The Emirates yesterday sought backing among its fellow Gulf nations, the most receptive audience in the Arab world for the Iraqi leader’s removal. Other Arab nations, however, have rejected the idea of pressuring Saddam to quit, saying they cannot interfere in Iraq’s domestic affairs.

Nightclub re death toll reaches 98


Church bells throughout Rhode Island and Massachusetts pealed 98 times yesterday, once for each person killed in one of the country’s worst nightclub fires.

The remembrance came as the death toll from the Feb. 20 inferno at The Station nightclub in West Warwick rose by one.

Kelly Viera, who had been hospitalized with burns suffered in the blaze, died Saturday at Shriners Hospital, hospital officials said. Viera’s age and hometown were not immediately released.

In Providence, Viera’s uncle, William Kelly, drove to Grace Church, where he and Viera worshipped. “I keep asking the Lord, ‘why?'” said Kelly, 57, a retired truck driver from Warwick. “She was such a sweetheart.”

Viera was among several hundred people who had packed into The Station to hear the heavy metal band Great White.

Fire investigators suspect sparks from a pyrotechnic display used by the band ignited the nightclub’s soundproofing material. That triggered a fire that swept through the one-story wooden building in minutes as panicked concertgoers tried to flee.

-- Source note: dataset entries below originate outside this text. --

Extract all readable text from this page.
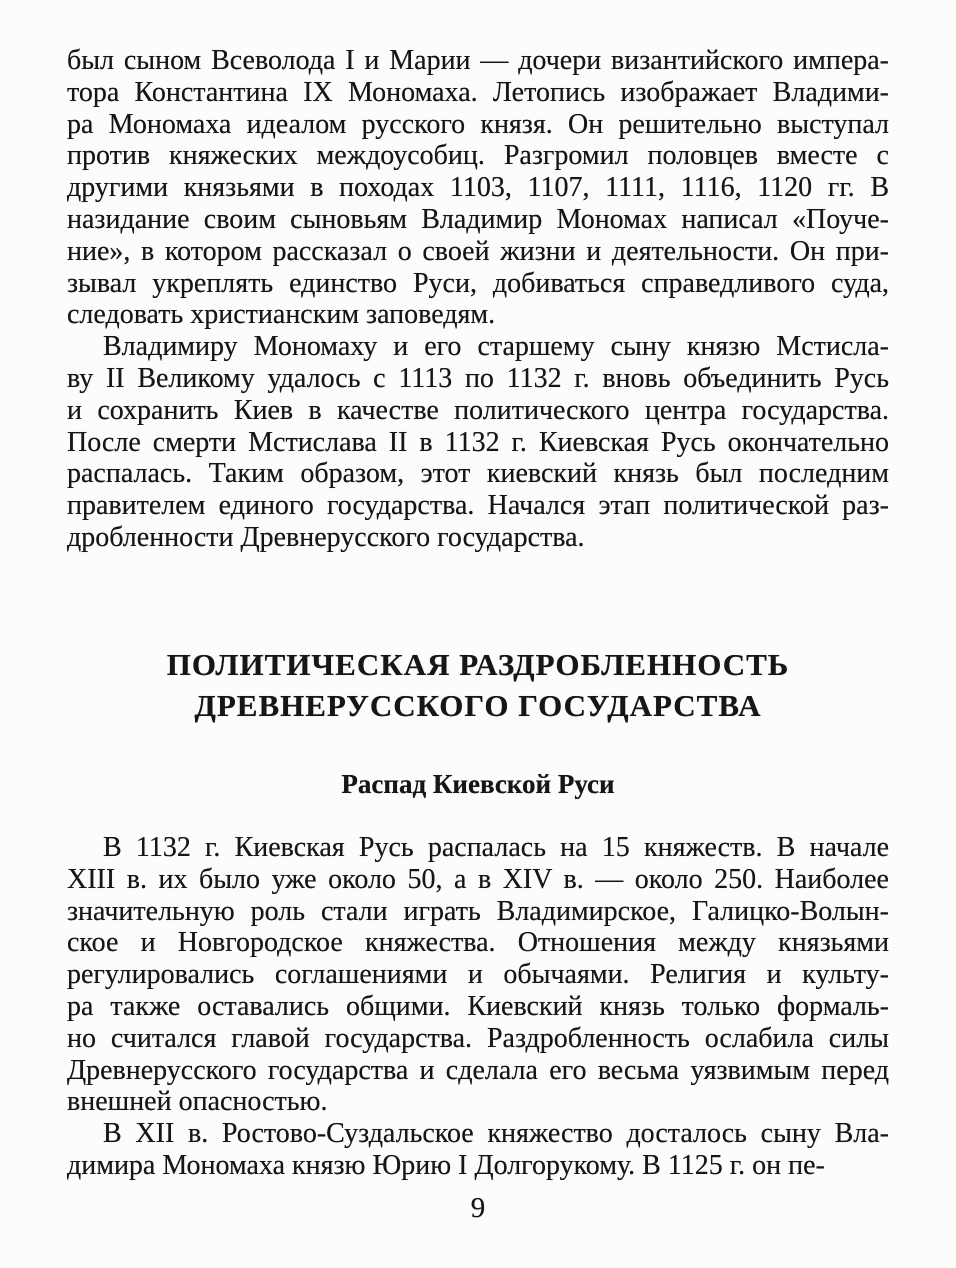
был сыном Всеволода I и Марии — дочери византийского импера-
тора Константина IX Мономаха. Летопись изображает Владими-
ра Мономаха идеалом русского князя. Он решительно выступал
против княжеских междоусобиц. Разгромил половцев вместе с
другими князьями в походах 1103, 1107, 1111, 1116, 1120 гг. В
назидание своим сыновьям Владимир Мономах написал «Поуче-
ние», в котором рассказал о своей жизни и деятельности. Он при-
зывал укреплять единство Руси, добиваться справедливого суда,
следовать христианским заповедям.
Владимиру Мономаху и его старшему сыну князю Мстисла-
ву II Великому удалось с 1113 по 1132 г. вновь объединить Русь
и сохранить Киев в качестве политического центра государства.
После смерти Мстислава II в 1132 г. Киевская Русь окончательно
распалась. Таким образом, этот киевский князь был последним
правителем единого государства. Начался этап политической раз-
дробленности Древнерусского государства.
ПОЛИТИЧЕСКАЯ РАЗДРОБЛЕННОСТЬ
ДРЕВНЕРУССКОГО ГОСУДАРСТВА
Распад Киевской Руси
В 1132 г. Киевская Русь распалась на 15 княжеств. В начале
XIII в. их было уже около 50, а в XIV в. — около 250. Наиболее
значительную роль стали играть Владимирское, Галицко-Волын-
ское и Новгородское княжества. Отношения между князьями
регулировались соглашениями и обычаями. Религия и культу-
ра также оставались общими. Киевский князь только формаль-
но считался главой государства. Раздробленность ослабила силы
Древнерусского государства и сделала его весьма уязвимым перед
внешней опасностью.
В XII в. Ростово-Суздальское княжество досталось сыну Вла-
димира Мономаха князю Юрию I Долгорукому. В 1125 г. он пе-
9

NASA accident board questions top ofcials


NASA’s administrator rejected a formal request by the accident board looking into the Columbia disaster to reassign top agency officials from participating in the investigation, the first serious dispute over the integrity of the probe since the space shuttle’s breakup killed seven astronauts.

Administrator Sean O’Keefe, promised instead that over the next several days NASA will make changes so that professionals outside shuttle management lead cooperative efforts with the investigating board.

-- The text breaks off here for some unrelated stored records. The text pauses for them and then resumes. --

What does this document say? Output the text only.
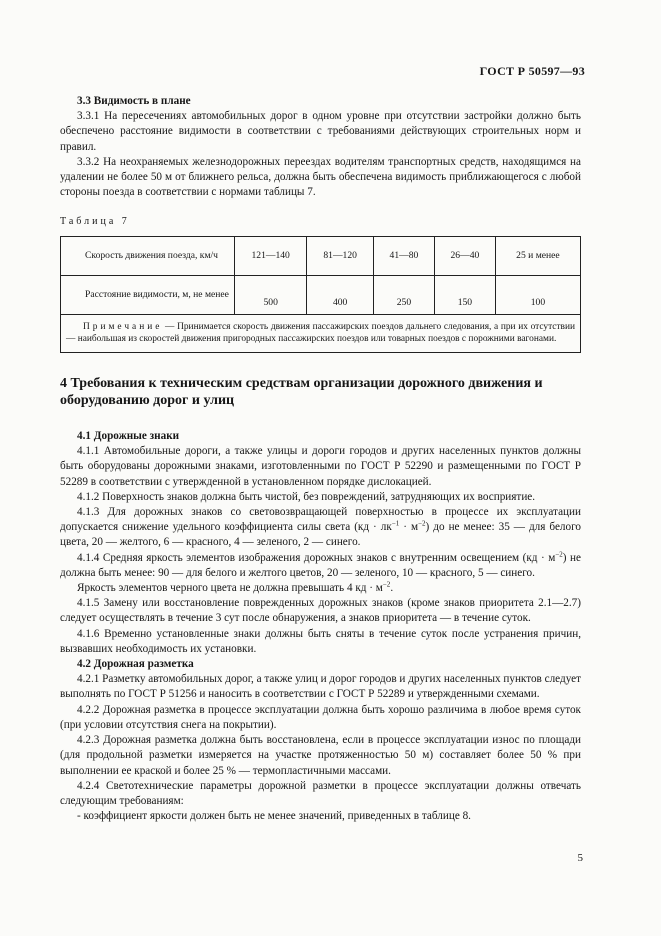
ГОСТ Р 50597—93

3.3 Видимость в плане

3.3.1 На пересечениях автомобильных дорог в одном уровне при отсутствии застройки должно быть обеспечено расстояние видимости в соответствии с требованиями действующих строительных норм и правил.

3.3.2 На неохраняемых железнодорожных переездах водителям транспортных средств, находящимся на удалении не более 50 м от ближнего рельса, должна быть обеспечена видимость приближающегося с любой стороны поезда в соответствии с нормами таблицы 7.

Таблица 7
Скорость движения поезда, км/ч	121—140	81—120	41—80	26—40	25 и менее
Расстояние видимости, м, не менее	500	400	250	150	100
Примечание — Принимается скорость движения пассажирских поездов дальнего следования, а при их отсутствии — наибольшая из скоростей движения пригородных пассажирских поездов или товарных поездов с порожними вагонами.					
4 Требования к техническим средствам организации дорожного движения и оборудованию дорог и улиц

4.1 Дорожные знаки

4.1.1 Автомобильные дороги, а также улицы и дороги городов и других населенных пунктов должны быть оборудованы дорожными знаками, изготовленными по ГОСТ Р 52290 и размещенными по ГОСТ Р 52289 в соответствии с утвержденной в установленном порядке дислокацией.

4.1.2 Поверхность знаков должна быть чистой, без повреждений, затрудняющих их восприятие.

4.1.3 Для дорожных знаков со световозвращающей поверхностью в процессе их эксплуатации допускается снижение удельного коэффициента силы света $(кд \cdot лк^{-1} \cdot м^{-2})$ до не менее: 35 — для белого цвета, 20 — желтого, 6 — красного, 4 — зеленого, 2 — синего.

4.1.4 Средняя яркость элементов изображения дорожных знаков с внутренним освещением $(кд \cdot м^{-2})$ не должна быть менее: 90 — для белого и желтого цветов, 20 — зеленого, 10 — красного, 5 — синего.

Яркость элементов черного цвета не должна превышать 4 кд · $м^{-2}$.

4.1.5 Замену или восстановление поврежденных дорожных знаков (кроме знаков приоритета 2.1—2.7) следует осуществлять в течение 3 сут после обнаружения, а знаков приоритета — в течение суток.

4.1.6 Временно установленные знаки должны быть сняты в течение суток после устранения причин, вызвавших необходимость их установки.

4.2 Дорожная разметка

4.2.1 Разметку автомобильных дорог, а также улиц и дорог городов и других населенных пунктов следует выполнять по ГОСТ Р 51256 и наносить в соответствии с ГОСТ Р 52289 и утвержденными схемами.

4.2.2 Дорожная разметка в процессе эксплуатации должна быть хорошо различима в любое время суток (при условии отсутствия снега на покрытии).

4.2.3 Дорожная разметка должна быть восстановлена, если в процессе эксплуатации износ по площади (для продольной разметки измеряется на участке протяженностью 50 м) составляет более 50 % при выполнении ее краской и более 25 % — термопластичными массами.

4.2.4 Светотехнические параметры дорожной разметки в процессе эксплуатации должны отвечать следующим требованиям:

- коэффициент яркости должен быть не менее значений, приведенных в таблице 8.

5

O’Keefe said reassigning managers would be viewed as prejudging whether they were culpable in Columbia’s loss, and he wrote, “I will not submit anyone to this treatment.”

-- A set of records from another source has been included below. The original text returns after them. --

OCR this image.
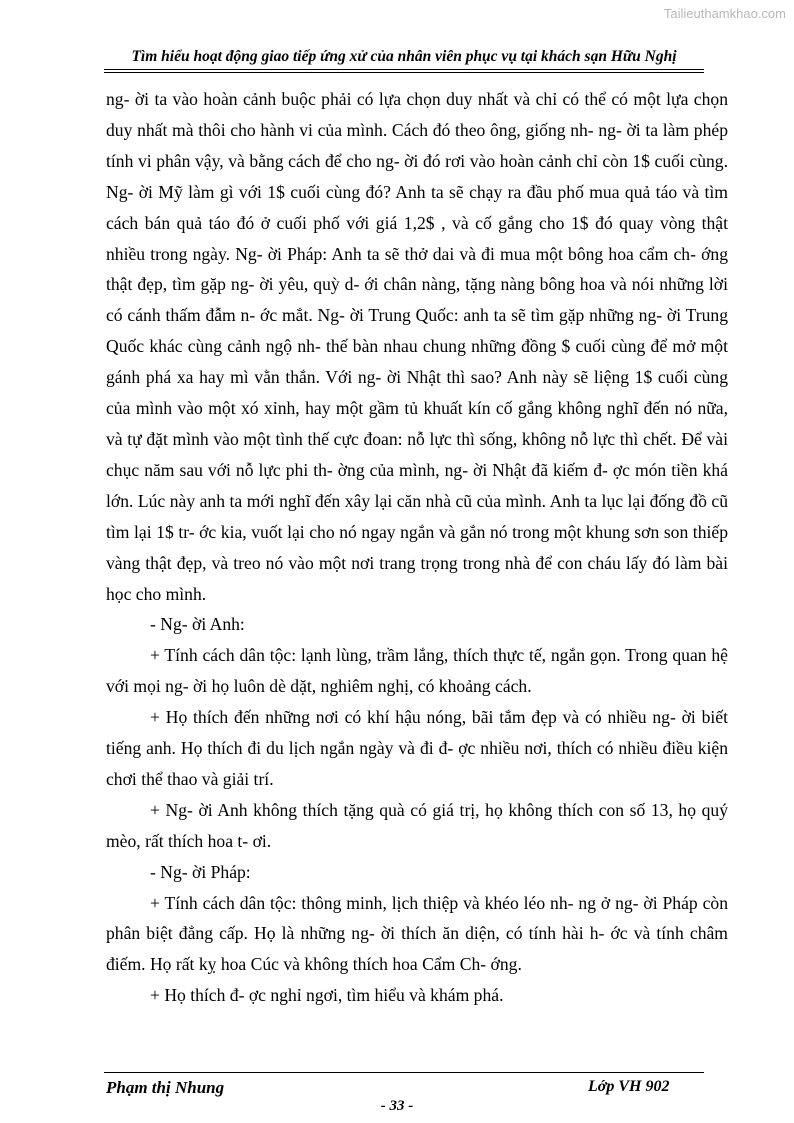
Tailieuthamkhao.com
Tìm hiểu hoạt động giao tiếp ứng xử của nhân viên phục vụ tại khách sạn Hữu Nghị

ng- ời ta vào hoàn cảnh buộc phải có lựa chọn duy nhất và chỉ có thể có một lựa chọn duy nhất mà thôi cho hành vi của mình. Cách đó theo ông, giống nh- ng- ời ta làm phép tính vi phân vậy, và bằng cách để cho ng- ời đó rơi vào hoàn cảnh chỉ còn 1$ cuối cùng. Ng- ời Mỹ làm gì với 1$ cuối cùng đó? Anh ta sẽ chạy ra đầu phố mua quả táo và tìm cách bán quả táo đó ở cuối phố với giá 1,2$ , và cố gắng cho 1$ đó quay vòng thật nhiều trong ngày. Ng- ời Pháp: Anh ta sẽ thở dai và đi mua một bông hoa cẩm ch- ớng thật đẹp, tìm gặp ng- ời yêu, quỳ d- ới chân nàng, tặng nàng bông hoa và nói những lời có cánh thấm đẫm n- ớc mắt. Ng- ời Trung Quốc: anh ta sẽ tìm gặp những ng- ời Trung Quốc khác cùng cảnh ngộ nh- thế bàn nhau chung những đồng $ cuối cùng để mở một gánh phá xa hay mì vằn thắn. Với ng- ời Nhật thì sao? Anh này sẽ liệng 1$ cuối cùng của mình vào một xó xỉnh, hay một gầm tủ khuất kín cố gắng không nghĩ đến nó nữa, và tự đặt mình vào một tình thế cực đoan: nỗ lực thì sống, không nỗ lực thì chết. Để vài chục năm sau với nỗ lực phi th- ờng của mình, ng- ời Nhật đã kiếm đ- ợc món tiền khá lớn. Lúc này anh ta mới nghĩ đến xây lại căn nhà cũ của mình. Anh ta lục lại đống đồ cũ tìm lại 1$ tr- ớc kia, vuốt lại cho nó ngay ngắn và gắn nó trong một khung sơn son thiếp vàng thật đẹp, và treo nó vào một nơi trang trọng trong nhà để con cháu lấy đó làm bài học cho mình.

- Ng- ời Anh:

+ Tính cách dân tộc: lạnh lùng, trầm lắng, thích thực tế, ngắn gọn. Trong quan hệ với mọi ng- ời họ luôn dè dặt, nghiêm nghị, có khoảng cách.

+ Họ thích đến những nơi có khí hậu nóng, bãi tắm đẹp và có nhiều ng- ời biết tiếng anh. Họ thích đi du lịch ngắn ngày và đi đ- ợc nhiều nơi, thích có nhiều điều kiện chơi thể thao và giải trí.

+ Ng- ời Anh không thích tặng quà có giá trị, họ không thích con số 13, họ quý mèo, rất thích hoa t- ơi.

- Ng- ời Pháp:

+ Tính cách dân tộc: thông minh, lịch thiệp và khéo léo nh- ng ở ng- ời Pháp còn phân biệt đẳng cấp. Họ là những ng- ời thích ăn diện, có tính hài h- ớc và tính châm điếm. Họ rất kỵ hoa Cúc và không thích hoa Cẩm Ch- ớng.

+ Họ thích đ- ợc nghỉ ngơi, tìm hiểu và khám phá.

Phạm thị Nhung	Lớp VH 902
- 33 -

The investigating board, led by retired Adm. Harold Gehman, disclosed the correspondence on its website Saturday.

Families of Gulf War veterans back action


Mothers and fathers, brothers and sisters paid tribute yesterday to loved ones killed in the first Persian Gulf War and said they supported President Bush’s efforts to again send Americans against Saddam Hussein.

“I’m behind our president 100 percent,” said Sally Minich of Hawthorn, Pa., at a ceremony at Arlington National Cemetery remembering the more than 400 men and women who died in the Gulf War.

Her 20-year-old son, Frank Walls, died in an Iraqi Scud missile attack.

Joyce Wilbourn of Huntsville, Ala., said armed service families generally are more supportive of a war in Iraq. She lost her son, Marine Capt. James “Trey” Wilbourn III, in February 1991. “My son told me in a letter in 1991 … ‘Mom, we either do it now or we do it later.’ So 12 years later we’re doing it,” Wilbourn said.

Carnival parade met with high security


Army tanks, 3,000 troops and 35,000 police officers patrolled Rio’s streets yesterday for the start of the city’s glittering Carnival parades.

Security was tight after four people were killed and dozens of cars and buses torched last week in violence blamed on drug gangs.

But there have been few reports of violence involving the revelers themselves.

One exception was an American tourist shot in the leg yesterday in a traffic dispute. He was not killed.

Brazilians were making last touches on their sumptuous floats and sewing the last sequins onto skimpy bikinis as the first seven of 14 top samba “schools” prepared to parade down the famous Sambadrome stadium last night.